Jr Aaron Rollerball, Black Titanium pen finish, Maple Burl, stabilized and dyed Bordeaux











Jr George Rollerball/Fountain Combo, Antique Brass pen parts, Stabilized Spalted Maple (aged at approximately 428 year sold), my personal finish on the wood ...











and a couple Stylus tipped Zodiac pens

stabilized triple dyed Spalted Tamarind:



Maple Burl, stabilized and double dyed yellow & green (lightly dyed)




Spalted Maple, stabilized and double dyed- red & blue (lightly dyed)




and lastly, stabilized Mesquite Burl




C&C welcome :-)

Reactions: Like 2 | EyeCandy! 4 | Way Cool 1


----------



## Patrude (Jun 6, 2015)

All nicely done with a superb finish. Thanks for sharing

Reactions: Thank You! 1


----------



## Kevin (Jun 6, 2015)

All beauties. But that double-dyed is triple cool.

Reactions: Thank You! 1


----------



## David Seaba (Jun 6, 2015)

Those are some great looking pens.

Reactions: Thank You! 1


----------



## Jerry B (Jun 6, 2015)

Thanks guys for the comments/compliments


----------



## manbuckwal (Jun 6, 2015)

Great looking pens and stylus. My fav of this group is the spalted maple fountain pen.

Reactions: Thank You! 1 | Agree 1


----------



## ripjack13 (Jun 6, 2015)

Very good looking pens and a great assortment!

Reactions: Thank You! 1


----------



## Jerry B (Jun 6, 2015)

manbuckwal said:


> Great looking pens and stylus. My fav of this group is the spalted maple fountain pen.

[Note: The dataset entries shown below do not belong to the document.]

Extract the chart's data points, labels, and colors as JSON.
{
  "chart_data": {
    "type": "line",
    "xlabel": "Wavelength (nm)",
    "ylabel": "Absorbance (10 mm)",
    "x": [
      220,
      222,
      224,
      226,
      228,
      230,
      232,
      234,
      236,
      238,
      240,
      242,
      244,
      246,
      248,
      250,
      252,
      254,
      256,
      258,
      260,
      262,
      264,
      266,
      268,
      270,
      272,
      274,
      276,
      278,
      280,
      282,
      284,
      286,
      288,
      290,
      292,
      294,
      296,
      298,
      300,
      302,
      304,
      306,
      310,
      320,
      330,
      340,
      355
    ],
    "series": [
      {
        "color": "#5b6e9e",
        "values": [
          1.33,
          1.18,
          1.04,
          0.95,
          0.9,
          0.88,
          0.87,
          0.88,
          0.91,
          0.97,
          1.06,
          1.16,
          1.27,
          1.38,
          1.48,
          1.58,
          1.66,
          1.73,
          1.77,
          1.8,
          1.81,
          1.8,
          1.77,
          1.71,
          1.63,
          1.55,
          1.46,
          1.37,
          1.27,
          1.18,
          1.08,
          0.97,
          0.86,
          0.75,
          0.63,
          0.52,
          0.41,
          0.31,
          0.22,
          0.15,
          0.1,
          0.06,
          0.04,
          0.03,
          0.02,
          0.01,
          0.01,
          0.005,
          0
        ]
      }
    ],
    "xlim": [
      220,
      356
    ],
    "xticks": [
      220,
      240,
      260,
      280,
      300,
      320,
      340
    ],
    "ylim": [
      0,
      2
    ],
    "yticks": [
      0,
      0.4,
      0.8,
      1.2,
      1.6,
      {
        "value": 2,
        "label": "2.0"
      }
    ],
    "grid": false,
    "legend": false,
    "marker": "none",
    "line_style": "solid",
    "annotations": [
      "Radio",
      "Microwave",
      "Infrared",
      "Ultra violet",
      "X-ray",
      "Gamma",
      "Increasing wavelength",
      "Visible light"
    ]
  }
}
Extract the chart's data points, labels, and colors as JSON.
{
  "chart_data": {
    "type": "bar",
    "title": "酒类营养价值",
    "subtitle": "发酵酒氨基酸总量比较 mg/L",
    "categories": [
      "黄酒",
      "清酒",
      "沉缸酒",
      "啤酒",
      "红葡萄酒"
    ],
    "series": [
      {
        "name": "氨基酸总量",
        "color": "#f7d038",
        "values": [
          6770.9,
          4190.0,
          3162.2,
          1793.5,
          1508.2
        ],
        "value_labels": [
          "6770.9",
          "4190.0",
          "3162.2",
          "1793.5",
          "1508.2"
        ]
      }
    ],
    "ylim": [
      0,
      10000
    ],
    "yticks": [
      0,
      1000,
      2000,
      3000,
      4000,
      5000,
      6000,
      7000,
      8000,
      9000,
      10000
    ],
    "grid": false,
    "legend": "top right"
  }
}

Thanks guys, and I agree Tom, that Spalted Maple is my favorite too


----------



## NYWoodturner (Jun 7, 2015)

Jerry - Fantastic looking group. I have to agree with you and Tom. The maple is a clear winner for me.

Reactions: Thank You! 1


----------



## barry richardson (Jun 7, 2015)

A bunch of beauties! Thanks for sharing. Do you dye and stabilize your own blanks?

Reactions: Thank You! 1


----------



## Jerry B (Jun 7, 2015)

Thank You Scott & Barry
Yes Barry I do, except for the triple dyed Spalted Tamarind, that I got from a Facebook group
Best I do is single dye, and double dye, and I tend to go lighter, just enough to accent the grain, not over-power it ;-)


----------



## rdabpenman (Jun 9, 2015)

Looks like some well done Fit, Form and Finish on some great looking timbers.
Nicely done.

Les

Reactions: Thank You! 1


----------